Abstract
Purpose :
RPE basal infoldings are microvillous membrane specializations to optimize surface area for ion transport and exchange of metabolites with the choroidal circulation. The fovea is supplied by the choroid, while mixed rod-cone areas are supplied additionally by the retinal circulation. We hypothesize that the basal RPE will differ in areas with differing photoreceptor content. We investigated basal infoldings (BI) in foveal and parafoveal regions of human RPE.
Methods :
Rapidly preserved foveal (~160 µm eccentricity) and parafoveal (~850 µm eccentricity) tissue from 21-year-old and 53-year-old organ donors, respectively, were vertically sectioned using scanning block-face EM at 5 x 5 x 50 nm voxel resolution. BI were manually reconstructed in 7.5 x 7.5 µm sampling regions at the basolateral RPE using TrakEM2. Morphometric analysis of density (# per mm of basal lamina) and surface area (mm2 per sampling region) were performed using ImageJ and Dragonfly 2020.2 (Object Research Systems).
Results :
BI resemble elongated filopodia that appear to originate and extend from a consistent level of the cell body and extend towards the RPE basal lamina (Figure).

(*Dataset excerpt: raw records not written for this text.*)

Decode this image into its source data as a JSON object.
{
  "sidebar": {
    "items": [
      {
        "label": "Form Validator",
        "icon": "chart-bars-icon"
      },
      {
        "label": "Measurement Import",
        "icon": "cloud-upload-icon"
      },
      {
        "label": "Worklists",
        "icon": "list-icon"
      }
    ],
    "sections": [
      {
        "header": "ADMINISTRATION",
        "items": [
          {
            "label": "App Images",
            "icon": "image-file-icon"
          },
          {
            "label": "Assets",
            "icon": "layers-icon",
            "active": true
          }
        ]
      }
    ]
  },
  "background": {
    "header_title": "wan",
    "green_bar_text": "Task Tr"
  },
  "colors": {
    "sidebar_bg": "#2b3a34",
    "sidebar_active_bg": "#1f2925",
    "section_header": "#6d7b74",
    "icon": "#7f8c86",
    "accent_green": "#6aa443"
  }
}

Foveal BI had fine ridge-like profiles (A1). Parafoveal BI were elaborate (D1) with whorls that extended as far as the nuclear envelope (D2, E2), in contrast to straighter and non-convoluted infoldings under the nuclei of foveal RPE (A2, B2). The density of BI was higher in the fovea than parafovea (4624 ± 594 vs. 2784 ± 359 infoldings/ mm, P <0.001). The surface area was 39% higher in the fovea compared to parafovea (838.9 vs. 602.3 μm2). We also identified electron-dense punctate material that tend to localize at the basal RPE cell body, in a regularly-spaced pattern (B2). The internal structure of this material resembled disorganized cristae of mitochondria.
Conclusions :
Our initial findings suggest that the exchange capacity of foveal RPE may be significantly higher than parafoveal RPE. However, we cannot exclude that age difference in our samples could also be a factor in these morphological differences. To answer this question, ongoing studies will match regions and ages to the current samples (fovea of 21-year-old and parafovea of 53-year-old) and expand sample size with deep-learning assisted methods.
This abstract was presented at the 2022 ARVO Annual Meeting, held in Denver, CO, May 1-4, 2022, and virtually.